What Trends are you currently investing in, especially any that are more under the radar?

At General Catalyst we are generalist investors looking to be inspired by ridiculously ambitious entrepreneurs.  Lately I’ve been spending a lot of time on Augmented Reality and Virtual Reality.  VR is better than ever but still early.  I’m also spending a lot of time in the crypto space.   Other areas I’m interested in investing around include the end of life space which includes life insurance, finding caregivers, setting up wills, etc.   Another non-sexy area I am looking to invest is the medical tourism industry such as a booking.com for medical tourism.  This is a huge space that is not yet followed by the mainstream.

You’ve written a bit and invested around augmented reality.   What do you think of Augmented Reality right now?

AR is still in its early days with the platforms having a vested interest to push it hard which you are seeing as all mobile devices became AR capable.  Pokemon Go’s success was a great example of the potential of the space. 

There are also very interesting enterprise use cases for mobile first AR products such as collaboration, technician help applications, etc.  We are also seeing a lot of high quality talent coming into the space.  Even more importantly some enterprise focused AR plays are starting to make money so this is really happening right now.  Recently I invested in 6D.ai, platform as a service that is solving data persistency and building the ARcloud. 

Gaming will be the first killer application on this platform.  Houzz recently did a study on an AR feature in their product that showed when customers use the AR feature they would spend a lot more money.  AR will also be a boon to eCommerce.

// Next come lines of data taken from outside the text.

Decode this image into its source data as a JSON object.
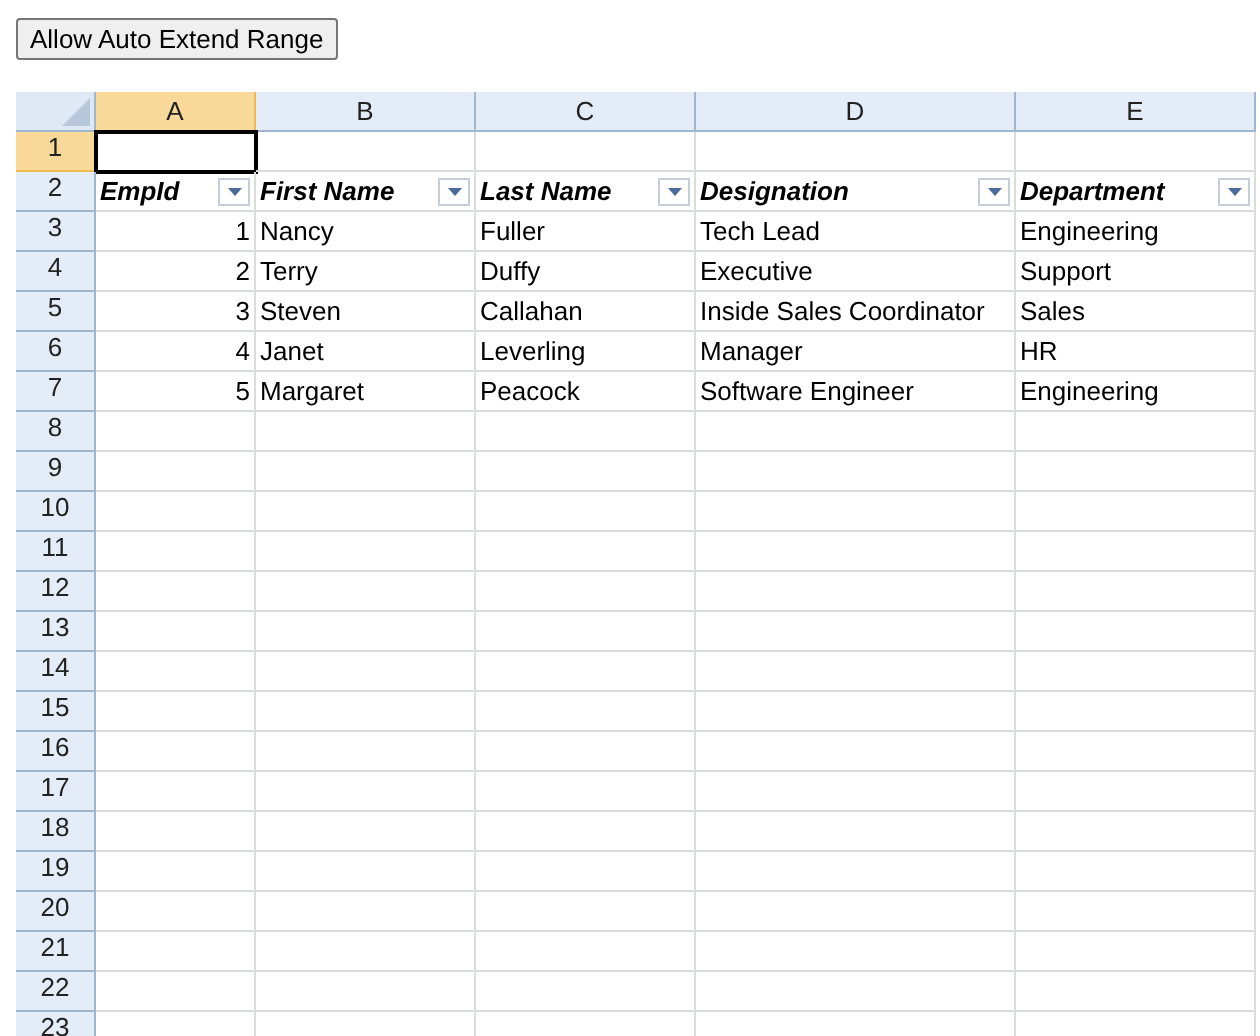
{
  "button": {
    "label": "Allow Auto Extend Range"
  },
  "sheet": {
    "columns": [
      {
        "label": "A",
        "selected": true
      },
      {
        "label": "B",
        "selected": false
      },
      {
        "label": "C",
        "selected": false
      },
      {
        "label": "D",
        "selected": false
      },
      {
        "label": "E",
        "selected": false
      }
    ],
    "rows": [
      {
        "label": "1",
        "selected": true,
        "kind": "empty"
      },
      {
        "label": "2",
        "selected": false,
        "kind": "header",
        "cells": [
          "EmpId",
          "First Name",
          "Last Name",
          "Designation",
          "Department"
        ]
      },
      {
        "label": "3",
        "selected": false,
        "kind": "data",
        "cells": [
          "1",
          "Nancy",
          "Fuller",
          "Tech Lead",
          "Engineering"
        ]
      },
      {
        "label": "4",
        "selected": false,
        "kind": "data",
        "cells": [
          "2",
          "Terry",
          "Duffy",
          "Executive",
          "Support"
        ]
      },
      {
        "label": "5",
        "selected": false,
        "kind": "data",
        "cells": [
          "3",
          "Steven",
          "Callahan",
          "Inside Sales Coordinator",
          "Sales"
        ]
      },
      {
        "label": "6",
        "selected": false,
        "kind": "data",
        "cells": [
          "4",
          "Janet",
          "Leverling",
          "Manager",
          "HR"
        ]
      },
      {
        "label": "7",
        "selected": false,
        "kind": "data",
        "cells": [
          "5",
          "Margaret",
          "Peacock",
          "Software Engineer",
          "Engineering"
        ]
      },
      {
        "label": "8",
        "selected": false,
        "kind": "empty"
      },
      {
        "label": "9",
        "selected": false,
        "kind": "empty"
      },
      {
        "label": "10",
        "selected": false,
        "kind": "empty"
      },
      {
        "label": "11",
        "selected": false,
        "kind": "empty"
      },
      {
        "label": "12",
        "selected": false,
        "kind": "empty"
      },
      {
        "label": "13",
        "selected": false,
        "kind": "empty"
      },
      {
        "label": "14",
        "selected": false,
        "kind": "empty"
      },
      {
        "label": "15",
        "selected": false,
        "kind": "empty"
      },
      {
        "label": "16",
        "selected": false,
        "kind": "empty"
      },
      {
        "label": "17",
        "selected": false,
        "kind": "empty"
      },
      {
        "label": "18",
        "selected": false,
        "kind": "empty"
      },
      {
        "label": "19",
        "selected": false,
        "kind": "empty"
      },
      {
        "label": "20",
        "selected": false,
        "kind": "empty"
      },
      {
        "label": "21",
        "selected": false,
        "kind": "empty"
      },
      {
        "label": "22",
        "selected": false,
        "kind": "empty"
      },
      {
        "label": "23",
        "selected": false,
        "kind": "empty"
      }
    ]
  }
}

What are some resources you use to stay up to date on the space?

I read a lot of stuff.  I also get to meet a lot of super high quality people including angel investors, executives, and entrepreneurs.  I then simply put in the hours to learn the space. 

Any advice to young venture capitalists and angel investors out there in sourcing deals?

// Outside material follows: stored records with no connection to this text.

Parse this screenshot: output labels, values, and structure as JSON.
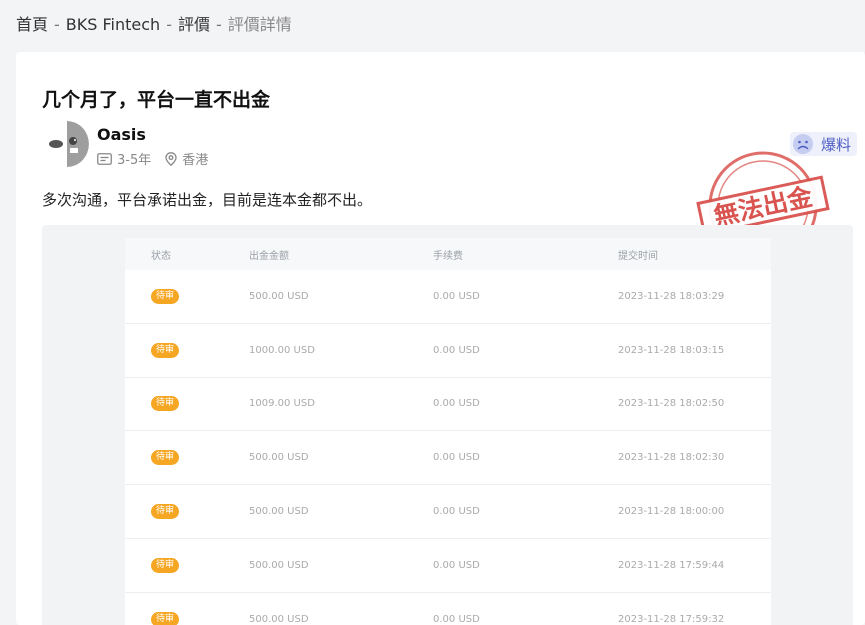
{
  "breadcrumb": {
    "items": [
      "首頁",
      "BKS Fintech",
      "評價"
    ],
    "separator": "-",
    "current": "評價詳情"
  },
  "review": {
    "title": "几个月了，平台一直不出金",
    "author": "Oasis",
    "experience": "3-5年",
    "location": "香港",
    "tag": "爆料",
    "stamp_text": "無法出金",
    "content": "多次沟通，平台承诺出金，目前是连本金都不出。"
  },
  "record_table": {
    "columns": [
      "状态",
      "出金金额",
      "手续费",
      "提交时间"
    ],
    "rows": [
      {
        "status": "待审",
        "amount": "500.00 USD",
        "fee": "0.00 USD",
        "time": "2023-11-28 18:03:29"
      },
      {
        "status": "待审",
        "amount": "1000.00 USD",
        "fee": "0.00 USD",
        "time": "2023-11-28 18:03:15"
      },
      {
        "status": "待审",
        "amount": "1009.00 USD",
        "fee": "0.00 USD",
        "time": "2023-11-28 18:02:50"
      },
      {
        "status": "待审",
        "amount": "500.00 USD",
        "fee": "0.00 USD",
        "time": "2023-11-28 18:02:30"
      },
      {
        "status": "待审",
        "amount": "500.00 USD",
        "fee": "0.00 USD",
        "time": "2023-11-28 18:00:00"
      },
      {
        "status": "待审",
        "amount": "500.00 USD",
        "fee": "0.00 USD",
        "time": "2023-11-28 17:59:44"
      },
      {
        "status": "待审",
        "amount": "500.00 USD",
        "fee": "0.00 USD",
        "time": "2023-11-28 17:59:32"
      }
    ]
  },
  "colors": {
    "accent": "#4f5ec6",
    "stamp": "#d9534f",
    "badge": "#f5a623"
  }
}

●      Assume you will lose all your $ when you invest as an angel - only invest what you can afford to lose.

●      Come up with a mental framework (e.g. I only invest in people that I’d start a company with, etc.) of what type of opportunities you want to invest in.

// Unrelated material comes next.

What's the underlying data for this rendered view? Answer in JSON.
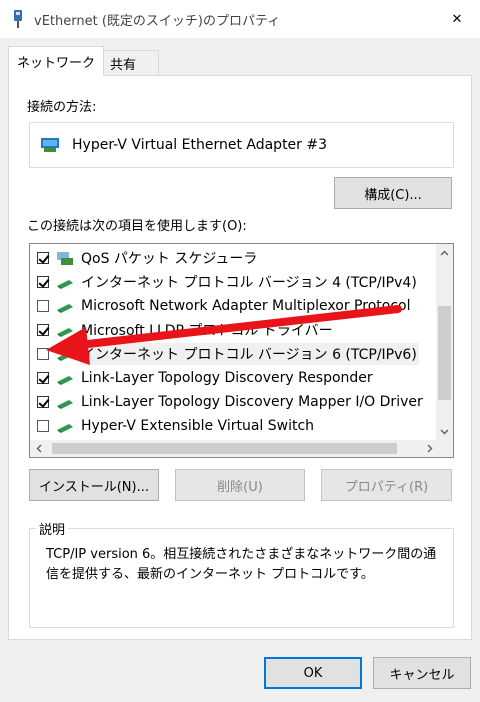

●      As an angel investor the stuff you think will do well won’t do well and the stuff you think won’t do well will do well. 

●      Double down on stuff you are very certain will work out very well.

Any predictions for 2018-2019?

There will be a VR company with a million daily active users.  At least 3 or 4 more Pokemon Go types of companies that are AR enabled.  There will emerge a second killer app for crypto (beyond digital money) with crypto scaling so people can build off of them as platforms.